The all-action striker was Albion’s top scorer, with ten goals, as the team slid back into the Third Division.
Fast forward eight seasons to 1980/81 and Beamish was back at Tranmere, the club from which Pat Saward had signed him. Rovers were a Fourth Division side by then but they had the matter of a two-legged 2nd Round League Cup tie with Brighton & Hove Albion, now a top flight club.

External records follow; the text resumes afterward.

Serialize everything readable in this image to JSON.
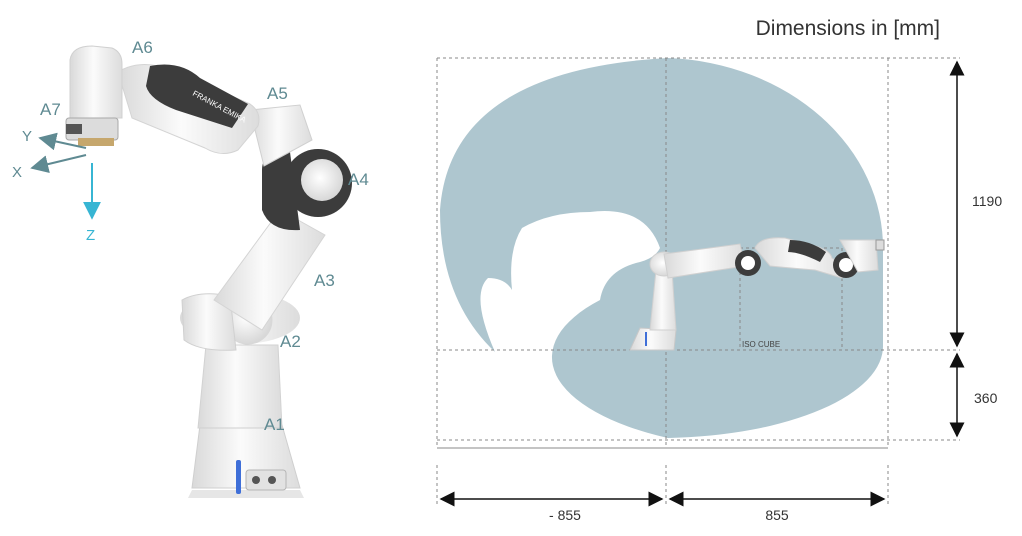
{
  "title": "Dimensions in [mm]",
  "joints": {
    "a1": "A1",
    "a2": "A2",
    "a3": "A3",
    "a4": "A4",
    "a5": "A5",
    "a6": "A6",
    "a7": "A7"
  },
  "frame": {
    "x": "X",
    "y": "Y",
    "z": "Z"
  },
  "arm_brand": "FRANKA EMIKA",
  "iso_cube_label": "ISO CUBE",
  "dimensions": {
    "upper_reach": "1190",
    "lower_reach": "360",
    "left_reach": "- 855",
    "right_reach": "855"
  },
  "colors": {
    "workspace": "#aec6cf",
    "joint_label": "#5f8a92",
    "z_axis": "#37b5d3",
    "robot_dark": "#3c3c3c",
    "robot_light": "#f2f2f2"
  }
}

In Mark Lawrenson’s ‘The Autobiography,’ he takes up the story on page 152:
“You learn, sometimes the hard way, the steps you need to take to protect yourself physically and psychologically. Opponents will always be testing you to see if you can be conned into losing your temper and, with it, your self-control. Ken Beamish certainly caught me out playing for Tranmere. We won the first leg comfortably, but I fell for the five card trick in the return. I can honestly say he tried to tackle me just below the hip and for the next five minutes I just went crazy. Ken, an old pro who had played for a lot of clubs including Brighton, obviously set out to try and unsettle me. If that tackle did not do any lasting damage it certainly wrecked my concentration and I was eventually sent off for a remark to a linesman. I was still fuming as I headed for the tunnel and looking across at Beamish who gave me a sly wink. Sure, the laugh was on me, but it was a lesson I have never forgotten.”